Theorem 361 Deformed Check Has No X on Edges

The edge \(X\)-support of a deformed check is empty: deformed checks have no \(X\)-action on edge qubits. For any original check \(s\), edge-path \(\gamma \), and edge \(e\):

\[ \mathrm{xVec}(\tilde{s})(e) = 0. \]
Proof

This follows directly from deformedOpExt_xVec_edge, which states that the \(X\)-component of the deformed operator extension on edge qubits is zero.

Theorem 362 Deformed Check Edge Action Count

The number of edge qubits where the deformed check acts non-trivially (via \(Z\)) equals the number of edges in \(\gamma \) with \(\gamma (e) \ne 0\):

\[ \bigl|\{ e \in E(G) : \mathrm{zVec}(\tilde{s})(e) \ne 0\} \bigr| = \bigl|\{ e \in E(G) : \gamma (e) \ne 0\} \bigr|. \]

This is the “edge contribution” to the deformed check weight.

Proof

The two finite sets are equal by congruence: the filter predicates are definitionally equal since \(\mathrm{zVec}(\tilde{s})(e) = \gamma (e)\) for all edges \(e\).
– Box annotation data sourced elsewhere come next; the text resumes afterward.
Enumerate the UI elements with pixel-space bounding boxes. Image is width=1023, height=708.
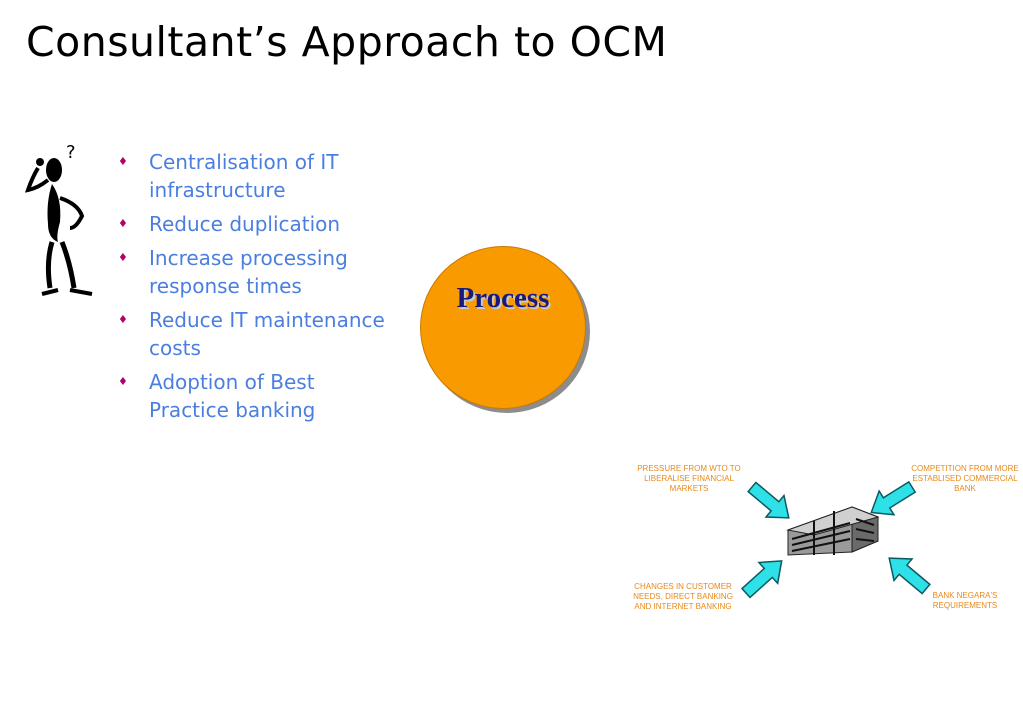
bullet-item: ♦Increase processing response times xyxy=(118,246,348,298)
bullet-item: ♦Centralisation of IT infrastructure xyxy=(118,150,339,202)
pressure-label-top-right: COMPETITION FROM MORE ESTABLISED COMMERC… xyxy=(911,464,1019,493)
slide-title: Consultant’s Approach to OCM xyxy=(26,18,668,66)
confused-person-icon: ? xyxy=(25,142,93,296)
diagram-graphics xyxy=(735,474,936,605)
arrow-icon xyxy=(742,475,799,530)
diamond-bullet-icon: ♦ xyxy=(118,217,128,230)
bullet-list: ♦Centralisation of IT infrastructure ♦Re… xyxy=(118,148,388,430)
process-circle: Process xyxy=(418,244,598,420)
pressures-diagram: PRESSURE FROM WTO TO LIBERALISE FINANCIA… xyxy=(620,455,1020,625)
pressure-label-top-left: PRESSURE FROM WTO TO LIBERALISE FINANCIA… xyxy=(637,464,741,493)
svg-text:?: ? xyxy=(66,142,76,163)
pressure-label-bottom-left: CHANGES IN CUSTOMER NEEDS, DIRECT BANKIN… xyxy=(633,582,733,611)
pressure-label-bottom-right: BANK NEGARA'S REQUIREMENTS xyxy=(932,591,998,610)
process-label: Process xyxy=(456,282,550,314)
bank-building-icon xyxy=(786,506,880,556)
diamond-bullet-icon: ♦ xyxy=(118,375,128,388)
arrow-icon xyxy=(879,546,936,601)
circle-shape xyxy=(420,246,586,409)
bullet-item: ♦Reduce IT maintenance costs xyxy=(118,308,385,360)
diamond-bullet-icon: ♦ xyxy=(118,313,128,326)
diamond-bullet-icon: ♦ xyxy=(118,251,128,264)
diamond-bullet-icon: ♦ xyxy=(118,155,128,168)
bullet-item: ♦Reduce duplication xyxy=(118,212,341,236)
bullet-item: ♦Adoption of Best Practice banking xyxy=(118,370,316,422)
arrow-icon xyxy=(735,549,792,605)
Theorem 363 Zero Path Adds No Edge Weight

A zero edge-path adds no edge weight: when \(\gamma = 0\), the deformed check acts only on vertices:

\[ \bigl|\{ e \in E(G) : \mathrm{zVec}(\tilde{s})(e) \ne 0\} \bigr| = 0. \]
Proof

By simplification using the fact that \(\mathrm{zVec}(\tilde{s})(e) = \gamma (e) = 0\) for all edges \(e\) when \(\gamma = 0\), the filter set is empty and has cardinality \(0\).